7o. Lorsqu’on regarde jouer quelqu’un, il faut avoir grand soin de ne pas parler ; car en donnant un avis, on peut offenser les deux joueurs à-la-fois. D’abord, celui contre qui il est donné, parce qu’il peut lui faire perdre la partie ; ensuite celui à qui on le donne, parce qu’encore qu’il croie le coup bon et qu’il le joue, il n’a point autant de plaisir que si on le laissoit penser jusqu’à ce qu’il l’eût apperçu lui-même. Il faut aussi, quand une pièce est jouée, ne pas la remettre à sa place, pour montrer qu’on auroit mieux fait de jouer différemment ; car cela peut déplaire, et occasionner de l’incertitude et des disputes sur la véritable position des pièces. Toute espèce de propos adressé aux joueurs, diminue leur attention, et conséquemment est désagréable. On doit même s’abstenir de faire le moindre signe ou le moindre mouvement qui ait rapport à leur jeu. Celui qui se permet de pareilles choses, est indigne d’être spectateur d’une partie d’échecs. S’il veut montrer son habileté à ce jeu, il doit jouer lui-même, quand il en trouve l’occasion, et non pas s’aviser de critiquer, ou même de conseiller les autres.

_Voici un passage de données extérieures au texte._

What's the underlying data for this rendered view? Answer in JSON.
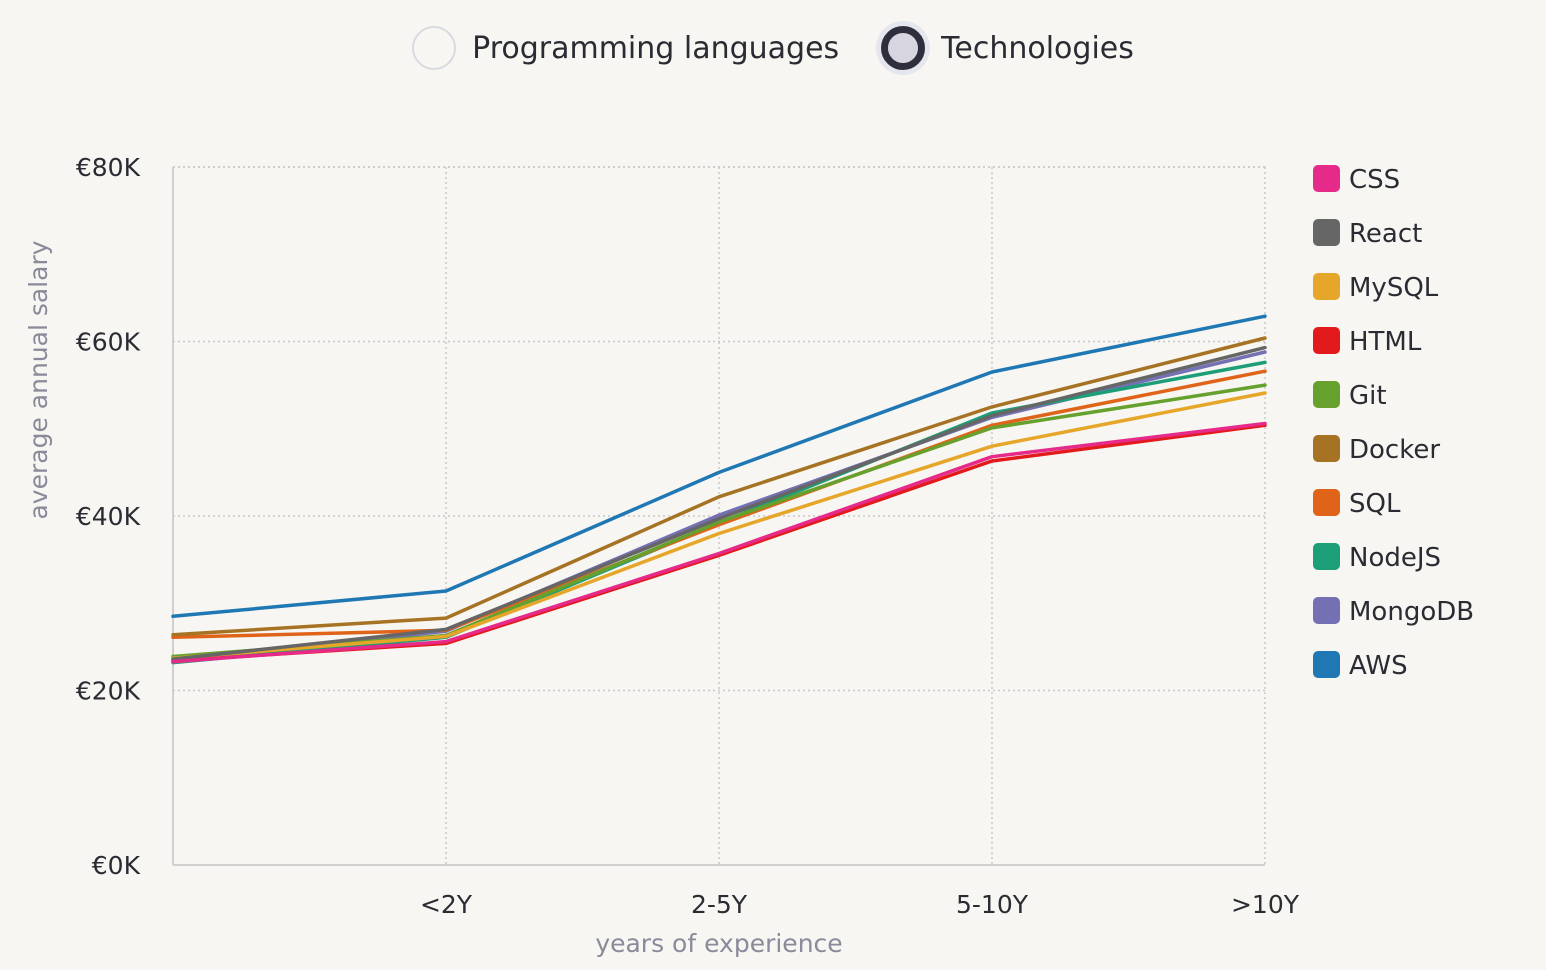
{
  "toggle": {
    "options": [
      {
        "label": "Programming languages",
        "selected": false
      },
      {
        "label": "Technologies",
        "selected": true
      }
    ]
  },
  "chart_data": {
    "type": "line",
    "title": "",
    "xlabel": "years of experience",
    "ylabel": "average annual salary",
    "x": [
      "",
      "<2Y",
      "2-5Y",
      "5-10Y",
      ">10Y"
    ],
    "ylim": [
      0,
      80000
    ],
    "yticks": [
      0,
      20000,
      40000,
      60000,
      80000
    ],
    "ytick_labels": [
      "€0K",
      "€20K",
      "€40K",
      "€60K",
      "€80K"
    ],
    "grid": true,
    "legend_position": "right",
    "series": [
      {
        "name": "CSS",
        "color": "#e62a8a",
        "values": [
          23300,
          25600,
          35700,
          46800,
          50600
        ]
      },
      {
        "name": "React",
        "color": "#666666",
        "values": [
          23600,
          27000,
          39700,
          51500,
          59300
        ]
      },
      {
        "name": "MySQL",
        "color": "#e6a629",
        "values": [
          23700,
          26200,
          38000,
          48000,
          54100
        ]
      },
      {
        "name": "HTML",
        "color": "#e31a1c",
        "values": [
          23400,
          25400,
          35500,
          46300,
          50400
        ]
      },
      {
        "name": "Git",
        "color": "#66a12e",
        "values": [
          23900,
          26300,
          39300,
          50100,
          55000
        ]
      },
      {
        "name": "Docker",
        "color": "#a67324",
        "values": [
          26400,
          28300,
          42200,
          52500,
          60400
        ]
      },
      {
        "name": "SQL",
        "color": "#e0631a",
        "values": [
          26100,
          26900,
          39000,
          50400,
          56600
        ]
      },
      {
        "name": "NodeJS",
        "color": "#1c9e78",
        "values": [
          23200,
          26100,
          39200,
          51800,
          57600
        ]
      },
      {
        "name": "MongoDB",
        "color": "#7570b3",
        "values": [
          23500,
          26800,
          40100,
          51300,
          58800
        ]
      },
      {
        "name": "AWS",
        "color": "#1f78b4",
        "values": [
          28500,
          31400,
          45000,
          56500,
          62900
        ]
      }
    ]
  }
}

Enfin, si vous ne voulez pas que votre partie soit rigoureusement jouée, suivant les règles dont je viens de faire mention, vous devez moins désirer de remporter la victoire sur votre adversaire, et vous contenter d’en remporter une sur vous-même. Ne saisissez pas avidement tous les avantages que vous offre son incapacité, ou son inattention : mais avertissez-le poliment du danger qu’il court en jouant une pièce, ou en la laissant sans défense ; ou bien dites-lui qu’en en remuant une autre, il peut s’exposer à être mat. Par une honnêteté si opposée à tout ce qu’on a vu interdit plus haut, vous pouvez peut-être perdre votre partie, mais vous gagnerez, ce qui vaut beaucoup mieux, l’estime de votre adversaire, son respect, et l’approbation tacite et la bienveillance de tous les spectateurs impartiaux.



  1. Excepté en France et en Angleterre, où l’on joue quelquefois beaucoup d’argent aux échecs.(Note du Traducteur.)